The timeline is ordered chronologically within the current phase. Click any focus area to see its full spec, actions, checks, and history.

Tracking focus area progress

Focus areas move through four states:

StateMeaning
To doNot started — waiting for earlier dependencies to complete
In progressAgent or team is actively working on this focus area
In reviewImplementation is complete — checks being run, awaiting human review
DoneAll results verified, all checks passing

You can manually move a focus area between states. The agent also updates states automatically as it works.

Triaging clarifications

Open clarifications are surfaced prominently in the build timeline. Each one has:

  • The question raised
  • The context (what the agent was doing when it raised it)
  • The focus area it's blocking

Answer clarifications promptly — every unanswered clarification is a paused agent. To answer, click the clarification, type your response, and decide whether the answer should update the focus area spec.

Understanding deviations

When the agent implements something differently from the spec — due to a technical constraint, a discovery, or a misread — it raises a deviation. A deviation is not a failure; it's the system surfacing a decision for you to make.

For each deviation, you have three options:

  • Accept — the change is correct; update the spec to match
  • Revert — the implementation should match the original spec; the agent will redo the work
  • Defer — note the deviation and decide later (not recommended for long)

Knowing when a focus area is done

A focus area is done when all of its results are verifiably met.
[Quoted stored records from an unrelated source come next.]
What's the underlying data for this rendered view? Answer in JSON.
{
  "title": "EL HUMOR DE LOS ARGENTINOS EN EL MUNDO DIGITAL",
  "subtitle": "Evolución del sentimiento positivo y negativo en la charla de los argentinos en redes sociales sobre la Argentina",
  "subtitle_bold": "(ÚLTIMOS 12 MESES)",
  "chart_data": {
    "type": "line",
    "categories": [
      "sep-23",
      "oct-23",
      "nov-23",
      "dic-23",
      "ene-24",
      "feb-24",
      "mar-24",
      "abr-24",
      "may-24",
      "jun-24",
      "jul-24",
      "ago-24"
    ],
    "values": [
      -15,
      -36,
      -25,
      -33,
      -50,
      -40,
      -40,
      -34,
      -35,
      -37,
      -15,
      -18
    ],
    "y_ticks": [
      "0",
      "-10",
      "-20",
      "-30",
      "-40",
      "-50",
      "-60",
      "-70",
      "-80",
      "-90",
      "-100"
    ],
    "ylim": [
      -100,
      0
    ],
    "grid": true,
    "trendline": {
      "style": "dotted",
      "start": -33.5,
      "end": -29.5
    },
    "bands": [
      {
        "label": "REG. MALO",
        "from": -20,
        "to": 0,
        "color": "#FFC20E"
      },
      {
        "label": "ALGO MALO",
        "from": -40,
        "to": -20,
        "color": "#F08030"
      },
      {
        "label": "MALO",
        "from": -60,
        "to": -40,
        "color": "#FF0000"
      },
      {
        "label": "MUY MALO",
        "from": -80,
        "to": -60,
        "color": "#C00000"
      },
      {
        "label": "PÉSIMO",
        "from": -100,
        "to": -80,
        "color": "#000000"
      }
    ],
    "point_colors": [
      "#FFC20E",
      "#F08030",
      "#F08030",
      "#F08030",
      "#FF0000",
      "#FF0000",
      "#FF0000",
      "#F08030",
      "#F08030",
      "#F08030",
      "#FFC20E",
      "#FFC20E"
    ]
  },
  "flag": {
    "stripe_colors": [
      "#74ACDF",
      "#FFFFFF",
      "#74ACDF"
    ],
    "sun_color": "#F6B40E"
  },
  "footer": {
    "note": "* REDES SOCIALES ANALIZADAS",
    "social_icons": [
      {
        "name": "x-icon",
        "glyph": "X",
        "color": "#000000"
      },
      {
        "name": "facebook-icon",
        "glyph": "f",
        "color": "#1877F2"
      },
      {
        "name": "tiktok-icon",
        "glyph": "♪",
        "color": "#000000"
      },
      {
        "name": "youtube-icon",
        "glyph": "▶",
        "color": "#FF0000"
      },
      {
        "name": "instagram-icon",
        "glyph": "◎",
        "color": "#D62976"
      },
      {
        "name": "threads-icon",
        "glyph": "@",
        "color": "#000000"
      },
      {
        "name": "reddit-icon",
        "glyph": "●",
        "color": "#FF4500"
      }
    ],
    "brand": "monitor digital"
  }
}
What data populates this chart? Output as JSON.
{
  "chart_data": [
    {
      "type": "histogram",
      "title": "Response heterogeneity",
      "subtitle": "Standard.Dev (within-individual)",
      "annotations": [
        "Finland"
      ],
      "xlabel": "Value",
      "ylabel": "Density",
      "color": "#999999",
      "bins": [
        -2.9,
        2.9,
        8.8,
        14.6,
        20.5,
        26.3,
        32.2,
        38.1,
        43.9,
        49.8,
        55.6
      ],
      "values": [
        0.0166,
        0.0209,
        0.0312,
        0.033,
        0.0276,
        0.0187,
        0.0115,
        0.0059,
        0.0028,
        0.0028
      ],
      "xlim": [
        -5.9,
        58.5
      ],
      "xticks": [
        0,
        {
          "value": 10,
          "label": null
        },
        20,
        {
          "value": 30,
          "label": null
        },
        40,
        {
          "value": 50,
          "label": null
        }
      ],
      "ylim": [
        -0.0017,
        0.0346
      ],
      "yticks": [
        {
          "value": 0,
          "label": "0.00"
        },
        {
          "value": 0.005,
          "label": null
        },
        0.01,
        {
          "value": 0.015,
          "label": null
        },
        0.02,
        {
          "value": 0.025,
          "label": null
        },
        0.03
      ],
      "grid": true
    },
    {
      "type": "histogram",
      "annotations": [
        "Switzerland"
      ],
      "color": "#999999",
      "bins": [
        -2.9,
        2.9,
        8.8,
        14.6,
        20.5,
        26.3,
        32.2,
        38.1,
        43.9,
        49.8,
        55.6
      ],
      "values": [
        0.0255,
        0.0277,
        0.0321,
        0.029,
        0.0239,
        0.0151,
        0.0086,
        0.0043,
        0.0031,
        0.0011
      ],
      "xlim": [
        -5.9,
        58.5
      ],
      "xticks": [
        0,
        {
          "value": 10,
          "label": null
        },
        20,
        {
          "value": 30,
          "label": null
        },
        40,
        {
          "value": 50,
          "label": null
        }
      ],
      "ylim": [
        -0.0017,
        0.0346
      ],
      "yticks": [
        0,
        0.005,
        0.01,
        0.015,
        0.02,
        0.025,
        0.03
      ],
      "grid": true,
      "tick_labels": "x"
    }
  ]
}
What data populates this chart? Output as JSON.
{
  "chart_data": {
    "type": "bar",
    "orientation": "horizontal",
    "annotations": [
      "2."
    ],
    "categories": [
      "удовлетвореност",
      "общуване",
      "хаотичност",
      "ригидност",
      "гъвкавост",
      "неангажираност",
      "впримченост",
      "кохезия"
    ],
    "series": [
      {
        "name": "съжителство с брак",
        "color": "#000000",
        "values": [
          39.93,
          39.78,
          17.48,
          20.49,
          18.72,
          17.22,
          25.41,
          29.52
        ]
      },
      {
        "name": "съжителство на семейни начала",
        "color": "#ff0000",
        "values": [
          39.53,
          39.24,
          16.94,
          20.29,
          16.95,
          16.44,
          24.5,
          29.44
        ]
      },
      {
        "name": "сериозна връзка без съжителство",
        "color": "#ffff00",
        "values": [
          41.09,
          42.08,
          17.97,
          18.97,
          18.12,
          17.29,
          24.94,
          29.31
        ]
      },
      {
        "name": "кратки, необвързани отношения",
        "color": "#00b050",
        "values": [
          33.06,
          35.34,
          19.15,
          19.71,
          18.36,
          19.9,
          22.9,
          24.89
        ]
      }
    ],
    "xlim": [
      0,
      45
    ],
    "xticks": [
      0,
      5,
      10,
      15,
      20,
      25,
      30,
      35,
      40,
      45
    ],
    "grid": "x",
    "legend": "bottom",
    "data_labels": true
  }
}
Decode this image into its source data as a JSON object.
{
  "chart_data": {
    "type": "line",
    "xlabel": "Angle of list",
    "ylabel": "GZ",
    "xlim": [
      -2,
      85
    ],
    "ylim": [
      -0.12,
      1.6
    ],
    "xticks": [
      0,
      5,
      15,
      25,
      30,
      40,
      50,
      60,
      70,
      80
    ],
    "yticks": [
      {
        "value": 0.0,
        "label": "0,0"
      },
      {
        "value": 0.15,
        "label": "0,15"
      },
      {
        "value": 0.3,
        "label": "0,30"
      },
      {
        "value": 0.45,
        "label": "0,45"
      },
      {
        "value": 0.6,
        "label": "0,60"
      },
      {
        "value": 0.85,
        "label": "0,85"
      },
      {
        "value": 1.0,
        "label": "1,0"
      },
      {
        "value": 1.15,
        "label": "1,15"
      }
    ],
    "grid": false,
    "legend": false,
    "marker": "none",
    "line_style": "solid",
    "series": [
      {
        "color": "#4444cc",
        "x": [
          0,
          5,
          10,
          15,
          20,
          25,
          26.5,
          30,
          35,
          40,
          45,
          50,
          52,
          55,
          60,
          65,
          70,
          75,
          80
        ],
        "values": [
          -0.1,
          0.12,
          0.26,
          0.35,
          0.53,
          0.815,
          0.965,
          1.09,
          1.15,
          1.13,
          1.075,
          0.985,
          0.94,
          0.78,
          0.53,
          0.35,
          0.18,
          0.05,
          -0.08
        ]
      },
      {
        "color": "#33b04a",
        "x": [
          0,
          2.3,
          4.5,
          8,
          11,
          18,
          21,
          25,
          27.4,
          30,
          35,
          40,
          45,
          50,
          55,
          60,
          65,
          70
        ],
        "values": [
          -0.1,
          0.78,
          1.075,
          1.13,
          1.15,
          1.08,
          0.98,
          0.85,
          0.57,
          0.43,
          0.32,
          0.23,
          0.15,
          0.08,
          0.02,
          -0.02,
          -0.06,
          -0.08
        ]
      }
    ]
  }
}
In Penling, this means:

  • All checks linked to result statements are passing
  • No open clarifications against this focus area
  • No unaccepted deviations

When these conditions are met, Penling suggests marking the focus area done. You can override this and mark it done manually, but the checks give you confidence that "done" means done.

End of build

When all focus areas in the final phase are done, Penling prompts you to mark the initiative complete. This archives the build view, preserves the full history, and moves the initiative to the completed state.